Established in 1967, “the site was an Industrial Chemical Distributor for the textile, paper, rubber, metals and plastics industries.” In the early 1990s the company filed for bankruptcy and the facility closed. The site is 8.6 acres of developed and undeveloped land which consist of two buildings. The buildings are being considered for demolition.
According to the Mass DEP Axton Cross is considered to be a Disposal Site. The chemicals recorded by the Mass DEP were oil and other unknown hazardous materials. According to locals, “Axton-Cross polluted the property it owned and the land surrounding it and the wildlife with toxic chemicals.” According to the EPA’s last inspection (08/08/1995), the water was not impaired, but the Ozone is considered to be a Non-Attainment Area. No further data was recorded.
In 1966 a gravel mining permit for the property was granted to a Charles Bird. Mining of the land continued into the late 1970s.

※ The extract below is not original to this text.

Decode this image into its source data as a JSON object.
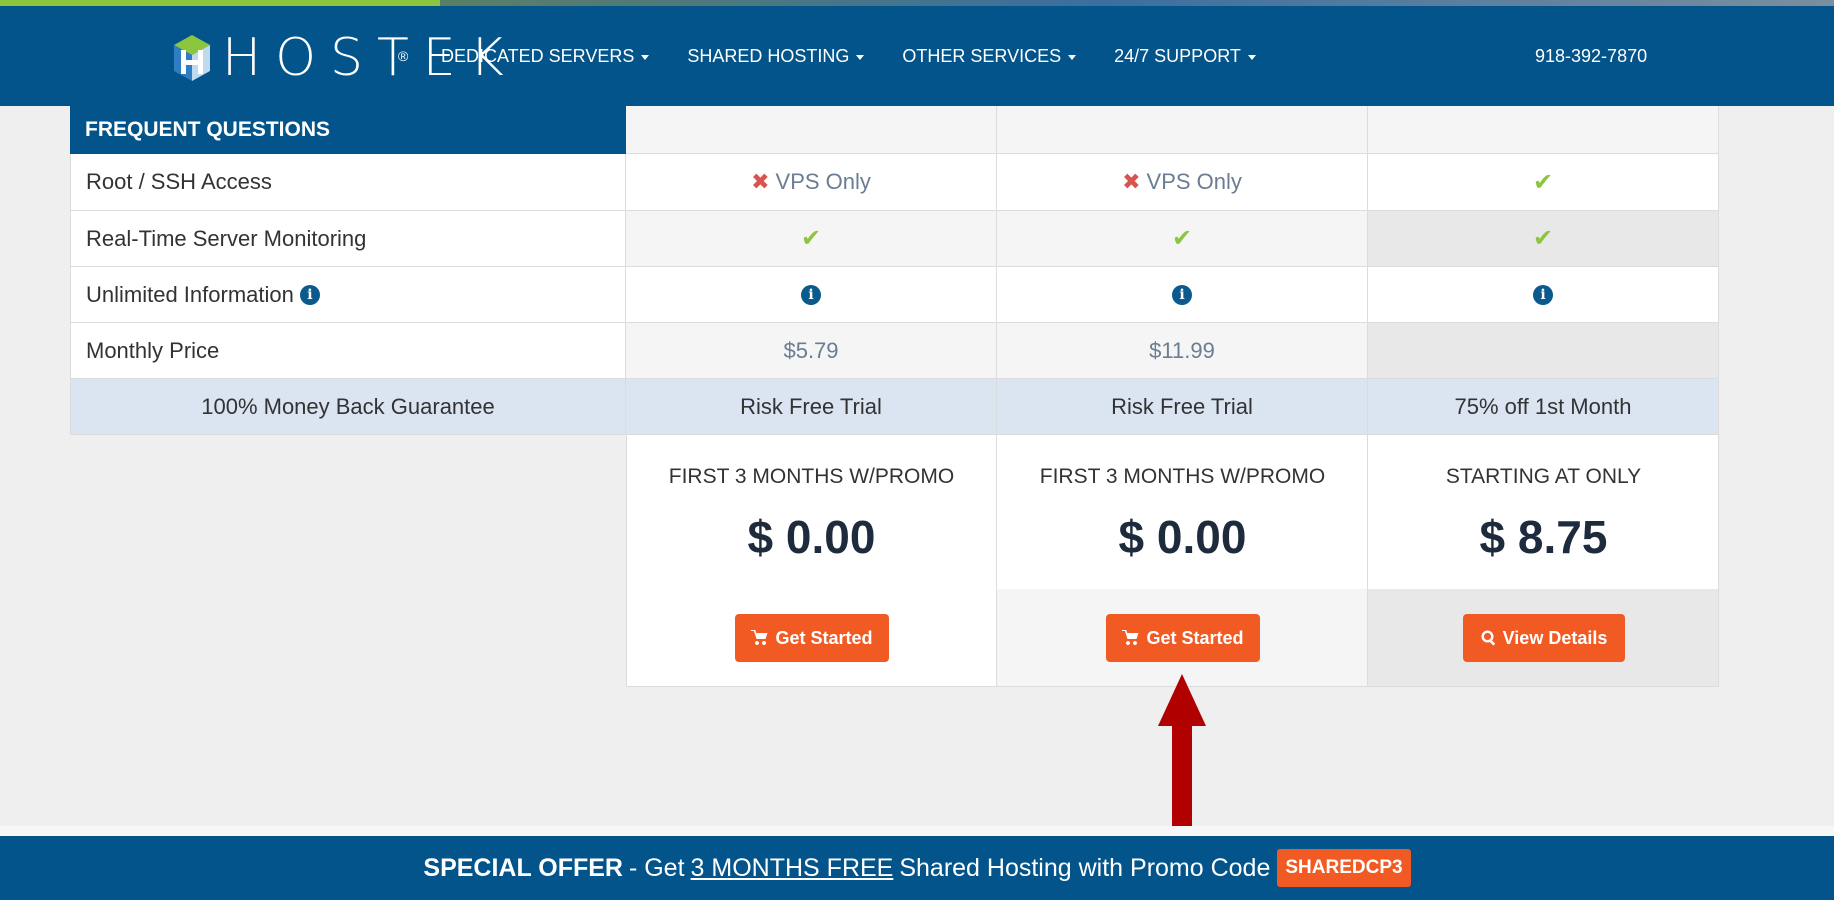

Through the late 1960s to early 1980s the mined areas were filled with building debris and commercial solid waste. The property was also used for tire stockpiling. The site is approximately 53 acres. The land is being considered for the construction of residential housing.
Since then the Mass DEP and EPA have ordered remedial activities which included the removal of: potential contaminants, solid waste, construction debris, tires, and over 70 tons of impacted soils. The groundwater plume from the site contains low levels of a chemical called TCE. Due to the low and naturally declining levels (due to the removal of the source) the Mass DEP to conclude that no further water clean-up is required. Other chemicals recorded by the Mass DEP were VOCs. According to the EPA’s inspection the Ozone is considered to be a Non-Attainment Area. No further data was recorded.

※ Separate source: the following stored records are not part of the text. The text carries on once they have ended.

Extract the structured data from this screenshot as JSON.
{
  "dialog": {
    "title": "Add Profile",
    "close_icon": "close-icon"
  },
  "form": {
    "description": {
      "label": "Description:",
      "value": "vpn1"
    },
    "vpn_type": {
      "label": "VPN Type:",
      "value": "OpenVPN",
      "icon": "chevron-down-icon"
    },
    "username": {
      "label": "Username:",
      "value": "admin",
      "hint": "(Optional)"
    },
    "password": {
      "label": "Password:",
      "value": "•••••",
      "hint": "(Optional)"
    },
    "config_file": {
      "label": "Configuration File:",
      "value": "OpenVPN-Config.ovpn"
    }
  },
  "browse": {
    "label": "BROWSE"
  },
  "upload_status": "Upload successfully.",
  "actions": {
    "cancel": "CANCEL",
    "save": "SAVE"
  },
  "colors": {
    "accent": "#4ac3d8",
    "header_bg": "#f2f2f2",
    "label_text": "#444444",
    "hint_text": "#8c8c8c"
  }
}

Founded in 1968, Photofabrication Engineering, Inc. (PEI) manufactures precision metal parts for computers and semiconductors. The company moved from Holliston to Milford, MA in 1984. The newer facility has helped PEI become an environmentally cleaner manufacturer.

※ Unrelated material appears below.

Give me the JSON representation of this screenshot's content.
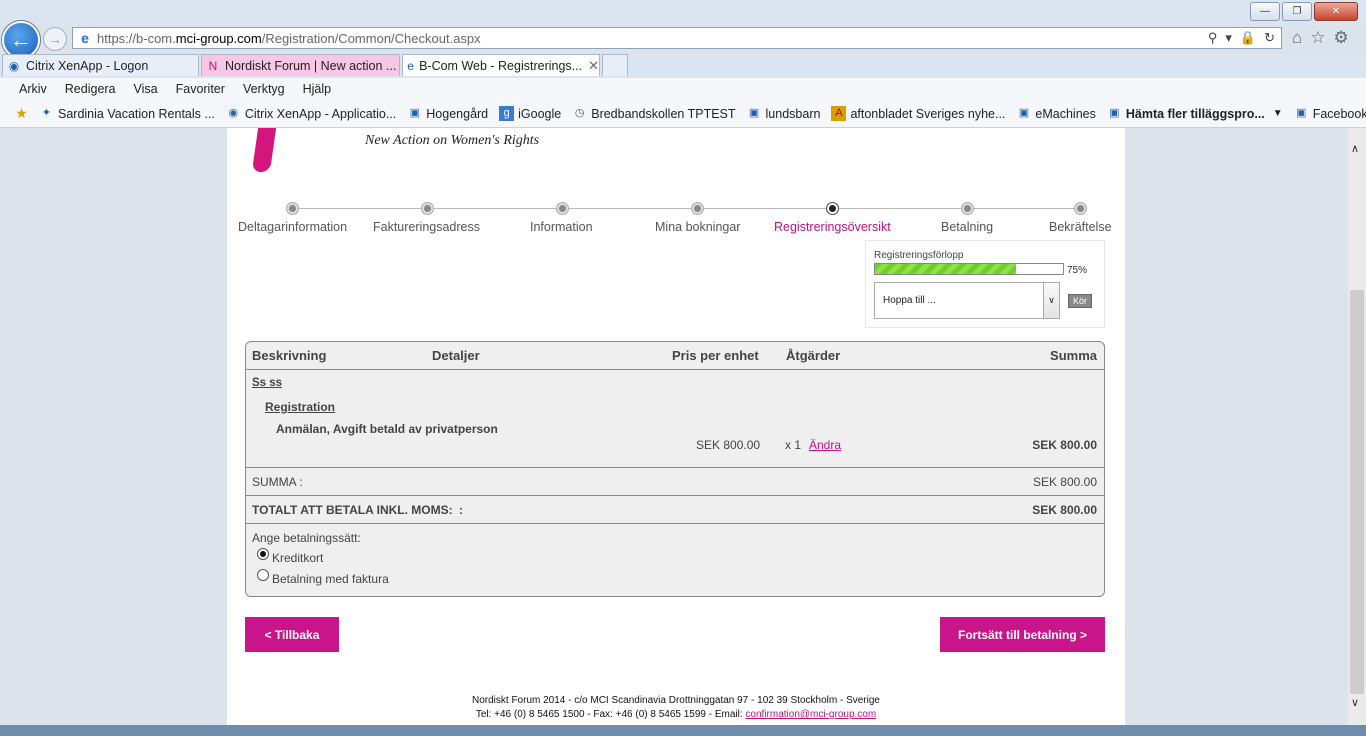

Chemicals recorded by the Mass DEP were chlorinated solvents, metals, and wastewater discharge. The Mass DEP considers the site to be in phase IV of V. In this phase a cleanup plan is implemented.  According to the EPA’s inspection, the water was not impaired, but the Ozone is considered to be a Non-Attainment Area. No further data was recorded.
Refer also to Town of Holliston, Parks and Recreation for information on use.
Annual events include Memorial Day Parade and Veterans Lunch, Celebrate Holliston Day, Lions Carnival and Triathlon, Baseball Parade, A Taste of Holliston, Downtown Holiday Stroll, Summer Concerts at Goodwill Park, Historical Society Fairs, Council on Aging Fall Fair and an abundance of other fairs and festivals during the year.